Two watchdog groups are so concerned about recent privacy and support changes proposed for Facebook that they have addressed a personal appeal to CEO Mark Zuckerberg in hopes of preventing them.
Facebook announced the major modifications through a blog post last week and the letter from the Electronic Privacy Information Center and the Center for Digital Democracy soon followed.
EPIC and the CDD cite three major concerns: ending a site governance system that allows Facebook’s one billion users a voice in changes to the site, eliminating a messages mechanism, and the way Facebook wants to aggregate personal information from other platforms.
“Because these proposed changes raise privacy risks for users, may be contrary to law, and violate your previous commitments to users about site governance, we urge you to withdraw the proposed changes,” says the letter to Zuckerberg.
The current site governance system allows for a user vote when more than 7,000 comments are received on a blog post regarding a proposed changed; if 30 percent of users then oppose the change in a site-wide poll, the change would not be implemented. The concern, according to the letter to Zuckerberg, is the loss of transparency and openness when changes to the site are implemented.

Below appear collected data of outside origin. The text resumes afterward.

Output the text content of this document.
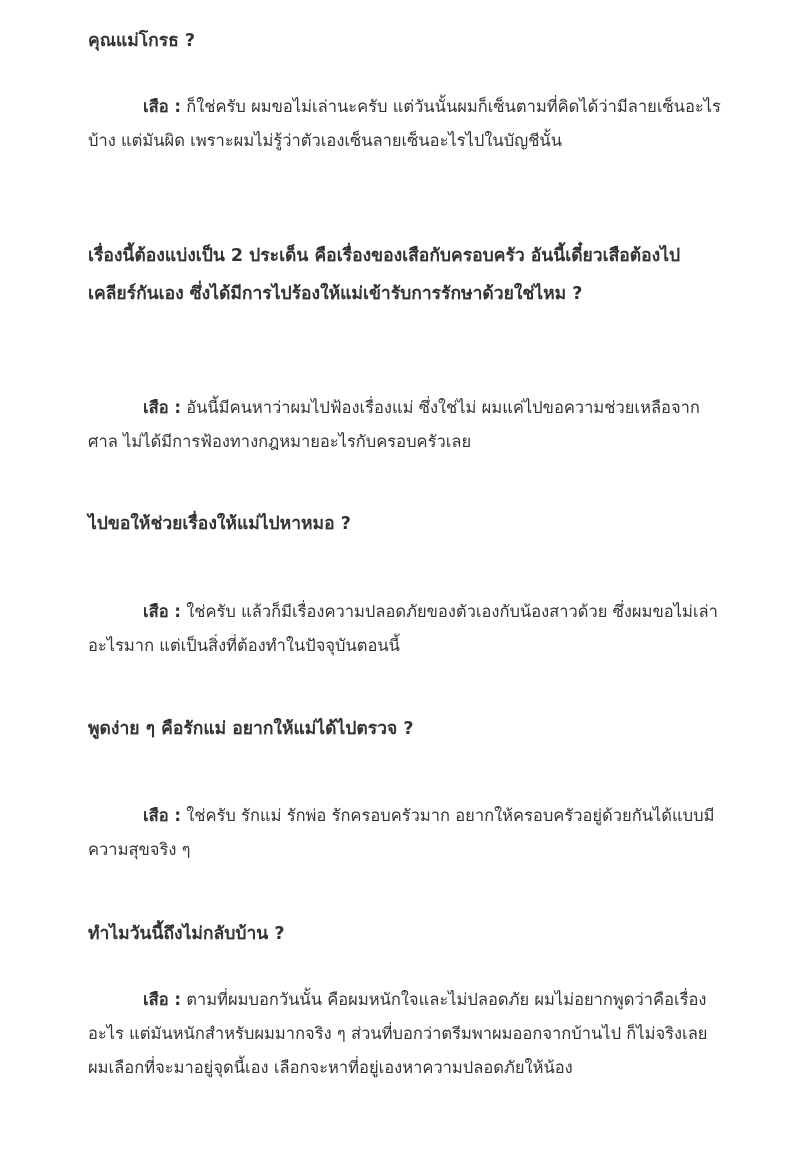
คุณแม่โกรธ ?

เสือ : ก็ใช่ครับ ผมขอไม่เล่านะครับ แต่วันนั้นผมก็เซ็นตามที่คิดได้ว่ามีลายเซ็นอะไรบ้าง แต่มันผิด เพราะผมไม่รู้ว่าตัวเองเซ็นลายเซ็นอะไรไปในบัญชีนั้น

เรื่องนี้ต้องแบ่งเป็น 2 ประเด็น คือเรื่องของเสือกับครอบครัว อันนี้เดี๋ยวเสือต้องไปเคลียร์กันเอง ซึ่งได้มีการไปร้องให้แม่เข้ารับการรักษาด้วยใช่ไหม ?

เสือ : อันนี้มีคนหาว่าผมไปฟ้องเรื่องแม่ ซึ่งใช่ไม่ ผมแค่ไปขอความช่วยเหลือจากศาล ไม่ได้มีการฟ้องทางกฎหมายอะไรกับครอบครัวเลย

ไปขอให้ช่วยเรื่องให้แม่ไปหาหมอ ?

เสือ : ใช่ครับ แล้วก็มีเรื่องความปลอดภัยของตัวเองกับน้องสาวด้วย ซึ่งผมขอไม่เล่าอะไรมาก แต่เป็นสิ่งที่ต้องทำในปัจจุบันตอนนี้

พูดง่าย ๆ คือรักแม่ อยากให้แม่ได้ไปตรวจ ?

เสือ : ใช่ครับ รักแม่ รักพ่อ รักครอบครัวมาก อยากให้ครอบครัวอยู่ด้วยกันได้แบบมีความสุขจริง ๆ

ทำไมวันนี้ถึงไม่กลับบ้าน ?

เสือ : ตามที่ผมบอกวันนั้น คือผมหนักใจและไม่ปลอดภัย ผมไม่อยากพูดว่าคือเรื่องอะไร แต่มันหนักสำหรับผมมากจริง ๆ ส่วนที่บอกว่าตรีมพาผมออกจากบ้านไป ก็ไม่จริงเลย ผมเลือกที่จะมาอยู่จุดนี้เอง เลือกจะหาที่อยู่เองหาความปลอดภัยให้น้อง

The third concern relates to the collection of personal data.
“We may share information we receive with businesses that are legally part of the same group of companies that Facebook is part of,” Facebook’s recent blog post said, “or that become part of that group (often these companies are called affiliates). Likewise, our affiliates may share information with us as well.”
EPIC and the CDD claim the proposed changes jeopardize user privacy and the terms of a recent settlement with the Federal Trade Commission, settled in August, that alleged Facebook publicly exposed private user information.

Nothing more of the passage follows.